Unit 1 · Topic 2

Scientific Notation

Overview

Write huge and tiny numbers compactly using powers of 10.

Topic 2 of 3~56 min
Unit overview

The lesson

This lesson teaches Scientific Notation. Read each section in order, work through every example on paper, then use the practice problems and quick check at the bottom.

The format

Scientific notation writes a number as (a value from 1 up to 10) × 10 raised to a power. Example: 125,000,000 = 1.25 × 10⁸.

When you study the format, slow down and write one example in your notebook without looking at the screen. That active step is what turns reading into learning.

Converting

When you study converting, slow down and write one example in your notebook without looking at the screen. That active step is what turns reading into learning.

  1. 1Move the decimal so one nonzero digit is in front of it.
  2. 2Count how many places you moved - that is the exponent.
  3. 3Large numbers get a positive exponent; small numbers (less than 1) get a negative exponent.
Worked example

Write 0.00046 in scientific notation.

  1. 1Move the decimal 4 places right to get 4.6.
  2. 2Because the number is small, the exponent is negative: 4.6 × 10⁻⁴.

Why this matters

Scientific Notation shows up constantly in write huge and tiny numbers compactly using powers of 10. It also connects to what you will see on homework, quizzes, and the next unit in this grade.

Teachers often move fast in class. This page is here so you can pause, re-read, and practice until the idea feels familiar, not just until you have memorized a rule for one day.

Common mistakes to avoid

Rushing to the answer without writing steps. Middle-school math rewards clear work, and you catch errors earlier when steps are visible.

Mixing up similar ideas from the same topic. If two terms feel alike, make a two-column note: what is the same, what is different, and one example of each.

Key ideas from this lesson

  1. The format
  2. Converting
  3. Move the decimal so one nonzero digit is in front of it.
  4. Count how many places you moved - that is the exponent.
  5. Large numbers get a positive exponent; small numbers (less than 1) get a negative exponent.

Video walkthrough

Math Antics

Scientific Notation

Convert between standard form and scientific notation.

Watch on YouTube

Practice

For each problem: write your work in the box, type your answer, and check it. If you are stuck, reveal the solution one step at a time.
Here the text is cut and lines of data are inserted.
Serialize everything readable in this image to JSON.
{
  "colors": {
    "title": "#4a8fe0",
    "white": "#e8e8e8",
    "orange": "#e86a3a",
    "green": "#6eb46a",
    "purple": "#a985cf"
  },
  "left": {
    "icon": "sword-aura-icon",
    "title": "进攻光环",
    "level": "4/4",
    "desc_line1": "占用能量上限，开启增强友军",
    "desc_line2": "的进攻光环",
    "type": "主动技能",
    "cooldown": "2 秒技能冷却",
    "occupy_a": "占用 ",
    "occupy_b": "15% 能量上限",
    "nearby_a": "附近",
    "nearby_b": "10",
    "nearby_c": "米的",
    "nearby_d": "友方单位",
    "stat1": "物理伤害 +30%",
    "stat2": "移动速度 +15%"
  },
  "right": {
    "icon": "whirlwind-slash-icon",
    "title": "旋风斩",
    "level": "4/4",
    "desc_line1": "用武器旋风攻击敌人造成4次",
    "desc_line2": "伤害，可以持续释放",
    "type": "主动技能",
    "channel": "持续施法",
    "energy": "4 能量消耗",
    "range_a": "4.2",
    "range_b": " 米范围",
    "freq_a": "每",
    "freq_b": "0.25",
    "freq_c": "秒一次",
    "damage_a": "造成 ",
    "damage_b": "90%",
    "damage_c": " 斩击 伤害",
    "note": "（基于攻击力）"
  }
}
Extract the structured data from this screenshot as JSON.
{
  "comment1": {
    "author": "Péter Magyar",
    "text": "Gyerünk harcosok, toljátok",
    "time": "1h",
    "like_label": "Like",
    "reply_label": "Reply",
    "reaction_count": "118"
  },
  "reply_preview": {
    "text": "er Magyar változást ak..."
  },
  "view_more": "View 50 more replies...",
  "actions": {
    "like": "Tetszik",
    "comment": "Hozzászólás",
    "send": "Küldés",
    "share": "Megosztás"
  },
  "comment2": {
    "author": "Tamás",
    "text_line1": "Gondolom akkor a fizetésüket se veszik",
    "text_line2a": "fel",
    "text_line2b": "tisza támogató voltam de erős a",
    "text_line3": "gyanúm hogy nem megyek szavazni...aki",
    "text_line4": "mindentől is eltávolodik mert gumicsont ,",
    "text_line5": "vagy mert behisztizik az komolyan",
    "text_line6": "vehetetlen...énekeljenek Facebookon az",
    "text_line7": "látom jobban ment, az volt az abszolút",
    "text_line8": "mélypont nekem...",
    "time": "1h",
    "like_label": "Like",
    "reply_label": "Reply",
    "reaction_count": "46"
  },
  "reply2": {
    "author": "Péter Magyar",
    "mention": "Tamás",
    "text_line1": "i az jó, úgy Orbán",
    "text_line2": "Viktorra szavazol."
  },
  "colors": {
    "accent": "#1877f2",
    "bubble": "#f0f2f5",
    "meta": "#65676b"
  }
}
Do not skip straight to the final answer.

Exercise 1

Try it yourself

Write 3,400,000 in scientific notation.

Step-by-step solution

  1. 1Move the decimal 6 places left: 3.4.
  2. 2The number is large, so use a positive exponent on 10.
  3. 33,400,000 = 3.4 × 10⁶.

Exercise 2

Try it yourself

Write 0.00072 in scientific notation.

Step-by-step solution

  1. 1Move the decimal 4 places right to get 7.2.
  2. 2Because the original number is less than 1, use 10⁻⁴.
  3. 30.00072 = 7.2 × 10⁻⁴.

Exercise 3

Try it yourself

Write 8.1 × 10⁵ in standard form.

Step-by-step solution

  1. 1Start with 8.1 and move the decimal 5 places right.
  2. 28.1 → 81,000 → 810,000.
  3. 3Standard form: 810,000.

Exercise 4

Try it yourself

Multiply: (2 × 10³)(4 × 10⁵). Write the answer in scientific notation.

Step-by-step solution

  1. 1Multiply coefficients: 2 × 4 = 8.
  2. 2Add exponents: 10³ · 10⁵ = 10⁸.
  3. 38 × 10⁸ is already in proper scientific notation.

Exercise 5

Try it yourself

A bacterium is about 2 × 10⁻⁶ meters wide. Write this width in standard decimal form.

Step-by-step solution

  1. 12 × 10⁻⁶ means move the decimal 6 places left from 2.
  2. 22 → 0.000002.
  3. 3The width is 0.000002 m.

Quick check

Answer all questions. Retake the quiz until you feel confident before moving on.

Scientific Notation

Question 1 of 4

Easy

Write 52,000 in scientific notation.